Antibiyotiklerin daha seçici kullanımı, refah uygulamalarının iyileştirilmesi ve daha az et tüketilmesi, antimikrobiyal direnç risklerini azaltabilir
Hayvanlarda antibiyotik kullanımının yoğunluğunun azaltılması, genel antibiyotik kullanımını ve antimikrobiyal direncin yol açtığı sağlık risklerini azaltmanın en açık yoludur.
Thomas van Boeckel ve meslektaşları daha önce antibiyotik kullanımını PCU başına 50 miligramın altına düşürmek için küresel kılavuzlar belirlemenin etkisini incelemişlerdi. 2. Bu, bugün küresel ortalamanın yaklaşık yarısıdır. Aşağıdaki haritada, hangi ülkelerin önerilen bu küresel kılavuzun altında veya üstünde kaldığını görebilirsiniz.
Çoğu ülke bu sınırın üstünde ama ulaşılamaz değil: PCU başına 50 mg, birçok Avrupa ülkesinde, Yeni Zelanda’da ve ABD’de kullanılan miktarlardan çok daha yüksektir.Eğer dünya bunu başarabilseydi, hayvancılıkta antibiyotik kullanımı yarı yarıya ile üçte ikisi arasına düşerdi.
Hayvanlarda hastalığı kontrol altına almak ve azaltmak için diğer stratejileri uygulamak bu konuda yardımcı olabilir. Yem ve sulama teknelerinin düzenli olarak boşaltıldığından emin olmak; çiftlik ekipmanlarını dezenfekte etmek; yatak takımlarını, samanı veya diğer malzemeleri değiştirmek; iç mekan barakalarında veya ahırlarda yeterli havalandırma sağlamak; ve hayvanlara yeterli alan vermek gibi temel refah uygulamaları, hastalık yayılma riskini ve antibiyotik ihtiyacını azaltabilir.

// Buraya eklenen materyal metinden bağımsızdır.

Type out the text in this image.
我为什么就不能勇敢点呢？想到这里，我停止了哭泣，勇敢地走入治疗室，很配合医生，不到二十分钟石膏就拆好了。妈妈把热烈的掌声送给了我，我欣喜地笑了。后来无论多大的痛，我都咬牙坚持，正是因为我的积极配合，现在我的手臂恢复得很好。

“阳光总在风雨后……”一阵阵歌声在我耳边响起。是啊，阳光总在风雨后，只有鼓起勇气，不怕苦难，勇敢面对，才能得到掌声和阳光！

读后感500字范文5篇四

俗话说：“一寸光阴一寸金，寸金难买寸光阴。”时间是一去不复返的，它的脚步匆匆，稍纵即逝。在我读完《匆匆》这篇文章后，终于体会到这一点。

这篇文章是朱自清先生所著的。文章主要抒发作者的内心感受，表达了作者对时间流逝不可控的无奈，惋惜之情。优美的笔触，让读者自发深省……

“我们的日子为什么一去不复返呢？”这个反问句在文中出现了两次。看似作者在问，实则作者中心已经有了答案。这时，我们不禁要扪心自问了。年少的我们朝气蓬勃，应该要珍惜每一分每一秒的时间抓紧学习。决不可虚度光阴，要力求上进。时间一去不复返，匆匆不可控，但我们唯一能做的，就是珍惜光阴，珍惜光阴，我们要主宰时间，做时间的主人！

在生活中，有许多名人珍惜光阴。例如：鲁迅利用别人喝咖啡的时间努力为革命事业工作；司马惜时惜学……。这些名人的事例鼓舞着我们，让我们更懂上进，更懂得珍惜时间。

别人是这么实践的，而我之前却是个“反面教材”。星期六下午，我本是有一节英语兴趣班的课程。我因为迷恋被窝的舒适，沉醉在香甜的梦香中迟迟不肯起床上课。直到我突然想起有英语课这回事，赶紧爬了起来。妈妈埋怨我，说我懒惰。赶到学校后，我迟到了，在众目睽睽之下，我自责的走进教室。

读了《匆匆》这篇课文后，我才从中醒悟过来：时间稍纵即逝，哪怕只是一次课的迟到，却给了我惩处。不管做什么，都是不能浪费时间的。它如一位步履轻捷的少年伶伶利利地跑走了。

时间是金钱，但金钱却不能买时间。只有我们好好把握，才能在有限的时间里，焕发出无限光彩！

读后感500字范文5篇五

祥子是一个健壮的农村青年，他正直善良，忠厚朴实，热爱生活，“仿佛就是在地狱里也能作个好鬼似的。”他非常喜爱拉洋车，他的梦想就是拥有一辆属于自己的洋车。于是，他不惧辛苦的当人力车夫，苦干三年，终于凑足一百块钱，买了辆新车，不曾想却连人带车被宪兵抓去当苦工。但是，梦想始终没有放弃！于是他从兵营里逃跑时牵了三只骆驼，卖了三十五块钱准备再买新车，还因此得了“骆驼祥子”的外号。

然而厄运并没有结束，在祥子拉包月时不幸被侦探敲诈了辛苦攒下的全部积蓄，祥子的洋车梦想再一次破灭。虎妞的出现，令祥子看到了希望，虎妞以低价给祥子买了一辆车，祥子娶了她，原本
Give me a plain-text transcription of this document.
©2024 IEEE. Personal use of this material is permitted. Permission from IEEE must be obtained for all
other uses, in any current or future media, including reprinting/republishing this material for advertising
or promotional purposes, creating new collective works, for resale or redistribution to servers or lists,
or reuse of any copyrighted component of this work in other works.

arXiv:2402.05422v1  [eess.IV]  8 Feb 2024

Ayrıca hayvanların yaşamlarını da iyileştirir.
Toplam antibiyotik kullanımını azaltmanın diğer yolu, genel et tüketimini azaltmaktır. Daha az hayvanın çiftlikte yetiştirilmesi, daha az antibiyotik kullanımı anlamına gelir. Başka bir yerde yazdığım gibi, bu, iklim değişikliği , arazi kullanımı , ormansızlaşma ve biyolojik çeşitlilik kaybı gibi diğer birçok çevresel soruna yardımcı olacaktır .
Kişi başına günlük et tüketimi 40 grama düşürülürse (ince bir dana köftesine eşdeğer), antibiyotik kullanımı üçte iki oranında düşebilir. 12 Amerikalı şu anda bunun dört ila beş katı kadar et tüketiyor, bu nedenle beslenme düzenlerinde oldukça radikal değişiklikler yapılması gerekecek.
Elbette, her ikisini birden yapmak, yani antibiyotik kullanımının yoğunluğunu azaltmak ve et tüketimini azaltmak, antibiyotik kullanımında çok daha dramatik düşüşlere yol açacaktır.